= Eufrosina Hinard =

Eufrosina Hinard (also spelled Hisnard; 1777 – after 1819), was a businesswoman who lived in New Orleans and Pensacola, Spanish West Florida. Hinard, a free mixed-race woman, owned and bought slaves and allowed them to purchase their own freedom.

== Biography ==
Hinard was born in 1777 in New Orleans to a freed black slave. Her father was a free white man, and as Hinard's mother had been freed, Hinard was also born free.

In 1791, she was placéed to Nicolás María Vidal, a legal counselor to the governor of Spanish Louisiana. She had two daughters with Vidal: Carolina Maria Salome and Maria Josefa de las Mercedes.

Although Vidal was not listed on the children's baptism records, Hisnard and Vidal's daughters were accepted as part of Vidal's social circle without scandal.

Hinard and her daughters lived in New Orleans until 1803, when it was ceded to the French at which time they moved with Vidal to Pensacola, Spanish West Florida.

When Vidal died in 1806, he left his estate and his slaves to Hinard and her daughters.

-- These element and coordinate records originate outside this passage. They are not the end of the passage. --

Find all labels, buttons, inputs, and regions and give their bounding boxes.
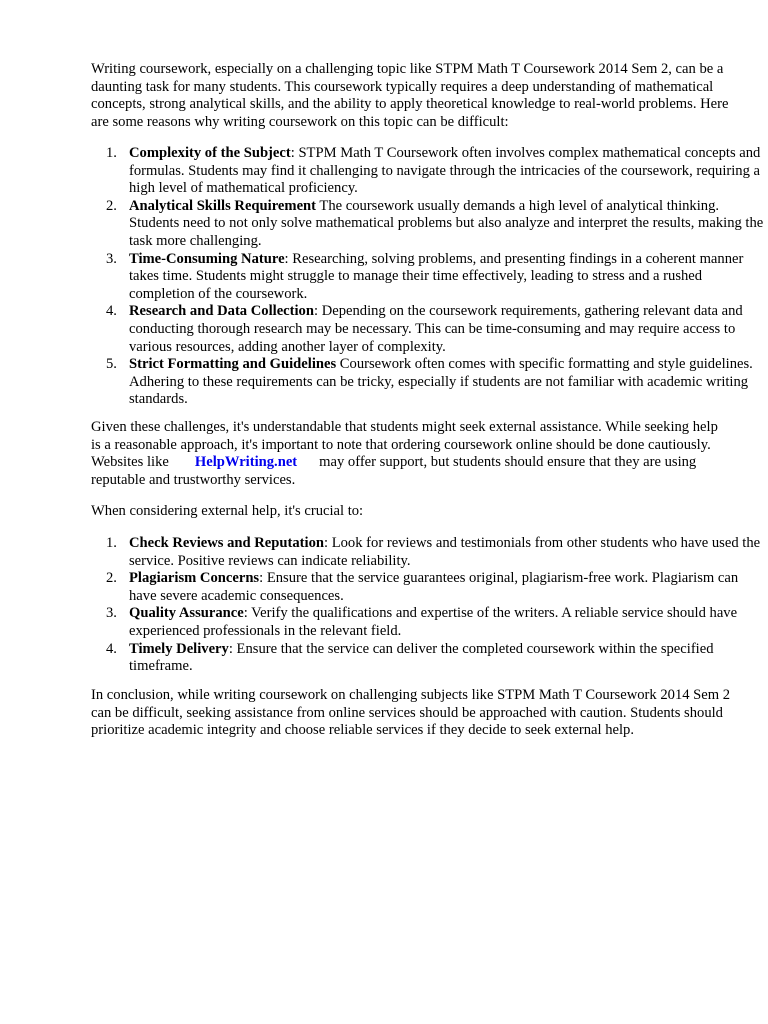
item-text: Researching, solving problems, and presenting findings in a coherent manner takes time. Students might struggle to manage their time effectively, leading to stress and a rushed completion of the coursework. bbox=[129, 250, 744, 302]
item-term: Research and Data Collection bbox=[129, 303, 314, 320]
list-number: 1. bbox=[106, 145, 117, 161]
list-item bbox=[106, 356, 768, 409]
list-item bbox=[106, 535, 768, 570]
list-number: 5. bbox=[106, 356, 117, 373]
list-number: 3. bbox=[106, 250, 117, 267]
item-separator: : bbox=[324, 535, 329, 551]
item-term: Quality Assurance bbox=[129, 605, 244, 622]
item-term: Time-Consuming Nature bbox=[129, 250, 285, 267]
list-number: 2. bbox=[106, 570, 117, 587]
list-item bbox=[106, 570, 768, 605]
item-term: Plagiarism Concerns bbox=[129, 570, 260, 587]
conclusion-paragraph: In conclusion, while writing coursework on challenging subjects like STPM Math T Coursework 2014 Sem 2 can be difficult, seeking assistance from online services should be approached with caution. Students should prioritize academic integrity and choose reliable services if they decide to seek external help. bbox=[91, 687, 731, 739]
item-term: Timely Delivery bbox=[129, 640, 229, 657]
item-separator: : bbox=[290, 145, 295, 161]
item-text: Ensure that the service guarantees original, plagiarism-free work. Plagiarism can have severe academic consequences. bbox=[129, 570, 739, 604]
item-term: Complexity of the Subject bbox=[129, 145, 291, 161]
list-number: 4. bbox=[106, 303, 117, 320]
item-text: Coursework often comes with specific formatting and style guidelines. Adhering to these requirements can be tricky, especially if students are not familiar with academic writing standards. bbox=[129, 356, 753, 408]
helpwriting-link[interactable]: HelpWriting.net bbox=[194, 454, 298, 471]
list-number: 1. bbox=[106, 535, 117, 551]
item-text: STPM Math T Coursework often involves complex mathematical concepts and formulas. Students may find it challenging to navigate through the intricacies of the coursework, requiring a high level of mathematical proficiency. bbox=[129, 145, 761, 197]
item-text: Look for reviews and testimonials from other students who have used the service. Positive reviews can indicate reliability. bbox=[129, 535, 761, 569]
list-number: 3. bbox=[106, 605, 117, 622]
item-separator: : bbox=[313, 303, 319, 320]
list-item bbox=[106, 145, 768, 198]
item-text: The coursework usually demands a high level of analytical thinking. Students need to not only solve mathematical problems but also analyze and interpret the results, making the task more challenging. bbox=[129, 197, 764, 249]
item-separator: : bbox=[228, 640, 233, 657]
item-text: Ensure that the service can deliver the completed coursework within the specified timeframe. bbox=[129, 640, 714, 675]
list-item bbox=[106, 197, 768, 251]
reasons-list bbox=[91, 145, 768, 409]
list-item bbox=[106, 303, 768, 356]
item-text: Verify the qualifications and expertise of the writers. A reliable service should have experienced professionals in the relevant field. bbox=[129, 605, 738, 639]
item-term: Strict Formatting and Guidelines bbox=[129, 356, 337, 373]
item-text: Depending on the coursework requirements, gathering relevant data and conducting thorough research may be necessary. This can be time-consuming and may require access to various resources, adding another layer of complexity. bbox=[129, 303, 743, 355]
list-number: 4. bbox=[106, 640, 117, 657]
item-separator: : bbox=[284, 250, 289, 267]
tips-list bbox=[91, 535, 768, 676]
assistance-text-after: may offer support, but students should ensure that they are using reputable and trustworthy services. bbox=[91, 454, 697, 488]
assistance-text-before: Given these challenges, it's understandable that students might seek external assistance. While seeking help is a reasonable approach, it's important to note that ordering coursework online should be done cautiously. Websites like bbox=[91, 419, 718, 471]
list-item bbox=[106, 250, 768, 304]
item-separator: : bbox=[243, 605, 248, 622]
list-item bbox=[106, 605, 768, 640]
item-term: Analytical Skills Requirement bbox=[129, 197, 317, 214]
item-term: Check Reviews and Reputation bbox=[129, 535, 324, 551]
assistance-paragraph bbox=[91, 419, 731, 489]
considering-paragraph: When considering external help, it's crucial to: bbox=[91, 503, 364, 519]
intro-paragraph: Writing coursework, especially on a challenging topic like STPM Math T Coursework 2014 Sem 2, can be a daunting task for many students. This coursework typically requires a deep understanding of mathematical concepts, strong analytical skills, and the ability to apply theoretical knowledge to real-world problems. Here are some reasons why writing coursework on this topic can be difficult: bbox=[91, 61, 729, 130]
item-separator: : bbox=[259, 570, 264, 587]
list-item bbox=[106, 640, 768, 676]
list-number: 2. bbox=[106, 197, 117, 214]
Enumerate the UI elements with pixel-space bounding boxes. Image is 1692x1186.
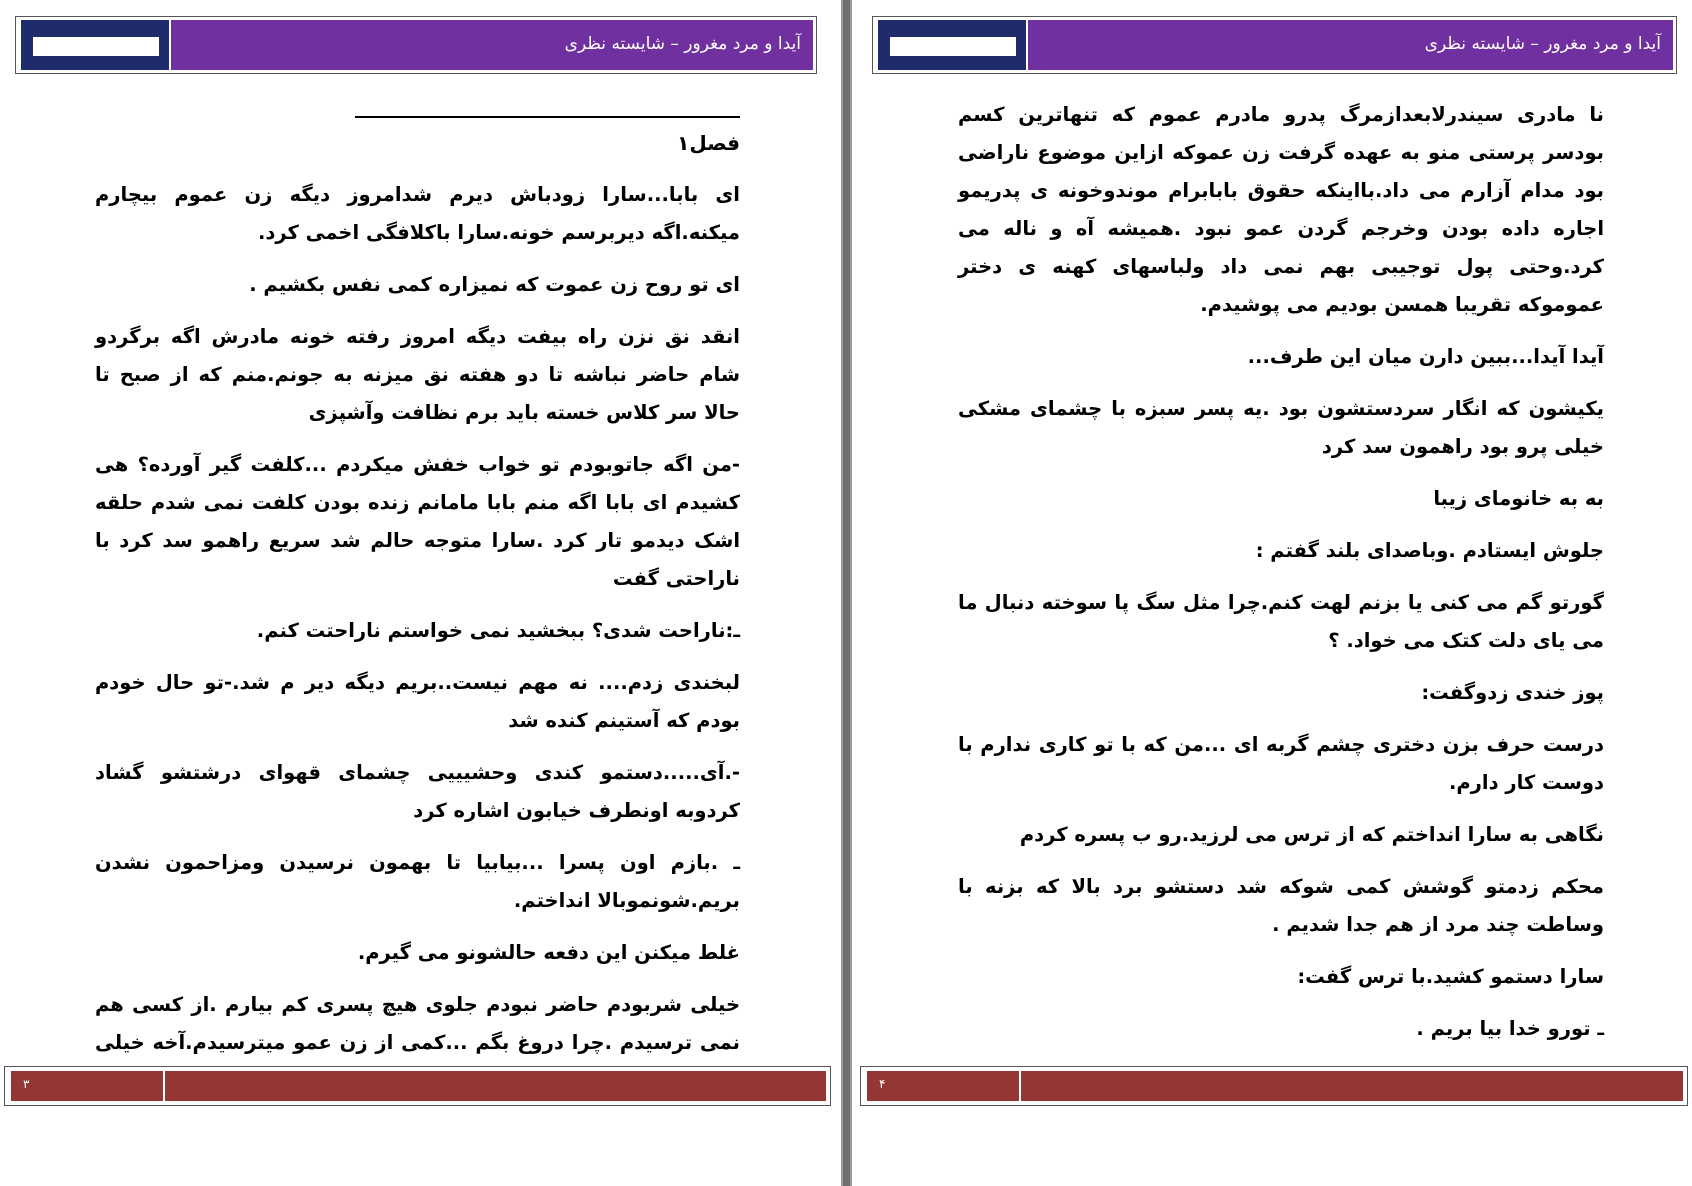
page-number: ۳ <box>23 1077 30 1091</box>
header-title: آیدا و مرد مغرور – شایسته نظری <box>1424 34 1661 54</box>
header-title-cell <box>1027 19 1674 71</box>
paragraph: سارا دستمو کشید.با ترس گفت: <box>1297 965 1604 988</box>
header-box <box>20 19 170 71</box>
header-title: آیدا و مرد مغرور – شایسته نظری <box>564 34 801 54</box>
header-title-cell <box>170 19 814 71</box>
page-footer <box>4 1066 831 1106</box>
footer-bar <box>1020 1070 1684 1102</box>
paragraph: ـ تورو خدا بیا بریم . <box>1416 1017 1604 1040</box>
left-page <box>0 0 841 1186</box>
paragraph: ـ .بازم اون پسرا ...بیابیا تا بهمون نرسیدن ومزاحمون نشدن بریم.شونموبالا انداختم. <box>95 851 740 912</box>
header-box-inner <box>890 37 1016 56</box>
paragraph: درست حرف بزن دختری چشم گربه ای ...من که با تو کاری ندارم با دوست کار دارم. <box>958 733 1604 794</box>
header-box-inner <box>33 37 159 56</box>
separator-rule <box>95 96 740 124</box>
paragraph: -من اگه جاتوبودم تو خواب خفش میکردم ...کلفت گیر آورده؟ هی کشیدم ای بابا اگه منم بابا مامانم زنده بودن کلفت نمی شدم حلقه اشک دیدمو تار کرد .سارا متوجه حالم شد سریع راهمو سد کرد با ناراحتی گفت <box>95 453 740 590</box>
paragraph: ـ:ناراحت شدی؟ ببخشید نمی خواستم ناراحتت کنم. <box>256 619 740 642</box>
paragraph: گورتو گم می کنی یا بزنم لهت کنم.چرا مثل سگ پا سوخته دنبال ما می یای دلت کتک می خواد. ؟ <box>958 591 1604 652</box>
paragraph: نگاهی به سارا انداختم که از ترس می لرزید.رو ب پسره کردم <box>1019 823 1604 846</box>
footer-bar <box>164 1070 827 1102</box>
page-header <box>872 16 1677 74</box>
paragraph: انقد نق نزن راه بیفت دیگه امروز رفته خونه مادرش اگه برگردو شام حاضر نباشه تا دو هفته نق میزنه به جونم.منم که از صبح تا حالا سر کلاس خسته باید برم نظافت وآشپزی <box>95 325 740 424</box>
paragraph: غلط میکنن این دفعه حالشونو می گیرم. <box>357 941 740 964</box>
paragraph: آیدا آیدا...ببین دارن میان این طرف... <box>1247 345 1604 368</box>
paragraph: ای تو روح زن عموت که نمیزاره کمی نفس بکشیم . <box>249 273 740 296</box>
right-page <box>852 0 1692 1186</box>
paragraph: پوز خندی زدوگفت: <box>1421 681 1604 704</box>
paragraph: ای بابا...سارا زودباش دیرم شدامروز دیگه زن عموم بیچارم میکنه.اگه دیربرسم خونه.سارا باکلافگی اخمی کرد. <box>95 183 740 244</box>
chapter-heading: فصل۱ <box>677 131 740 155</box>
paragraph: به به خانومای زیبا <box>1433 487 1604 510</box>
page-number: ۴ <box>879 1077 886 1091</box>
paragraph: نا مادری سیندرلابعدازمرگ پدرو مادرم عموم که تنهاترین کسم بودسر پرستی منو به عهده گرفت زن عموکه ازاین موضوع ناراضی بود مدام آزارم می داد.بااینکه حقوق بابابرام موندوخونه ی پدریمو اجاره داده بودن وخرجم گردن عمو نبود .همیشه آه و ناله می کرد.وحتی پول توجیبی بهم نمی داد ولباسهای کهنه ی دختر عموموکه تقریبا همسن بودیم می پوشیدم. <box>958 103 1604 316</box>
paragraph: محکم زدمتو گوشش کمی شوکه شد دستشو برد بالا که بزنه با وساطت چند مرد از هم جدا شدیم . <box>958 875 1604 936</box>
paragraph: جلوش ایستادم .وباصدای بلند گفتم : <box>1255 539 1604 562</box>
paragraph: لبخندی زدم.... نه مهم نیست..بریم دیگه دیر م شد.-تو حال خودم بودم که آستینم کنده شد <box>95 671 740 732</box>
paragraph: -.آی.....دستمو کندی وحشیییی چشمای قهوای درشتشو گشاد کردوبه اونطرف خیابون اشاره کرد <box>95 761 740 822</box>
page-gutter <box>841 0 852 1186</box>
page-number-cell <box>10 1070 164 1102</box>
paragraph: خیلی شربودم حاضر نبودم جلوی هیچ پسری کم بیارم .از کسی هم نمی ترسیدم .چرا دروغ بگم ...کمی از زن عمو میترسیدم.آخه خیلی <box>95 993 740 1054</box>
page-footer <box>860 1066 1688 1106</box>
header-box <box>877 19 1027 71</box>
page-content <box>95 96 740 1114</box>
page-header <box>15 16 817 74</box>
paragraph: یکیشون که انگار سردستشون بود .یه پسر سبزه با چشمای مشکی خیلی پرو بود راهمون سد کرد <box>958 397 1604 458</box>
page-content <box>958 96 1604 1062</box>
page-number-cell <box>866 1070 1020 1102</box>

However, the executor of the estate, John Innerarity, over claims on Vidal's debts held by the Forbes & Co. Indian Trade Co., which Innerarity headed. The dispute was held up in court until 1821, after Mercedes and Caroline petitioned the new American governor, Andrew Jackson, to intervene in the case. Jackson eventually did intercede, but the final determination was that the Vidal's inheritance be used to pay off debts.

Hinard rented out her slaves and purchased more slaves. While it was becoming difficult, if not impossible, for slaves to purchase their own freedom from their owners in the United States, Hinard still allowed the practice with her own slaves after the cession of Spanish East and West Florida to the U.S. Hinard considered her slaveholding as a "business practice, not a human condition." Her slaves could pay their purchase price, plus interest, in order to earn their freedom. Hinard also owned a brickworks in Florida.

Hinard is the fourth-great-grandmother to Creole chef Leah Chase.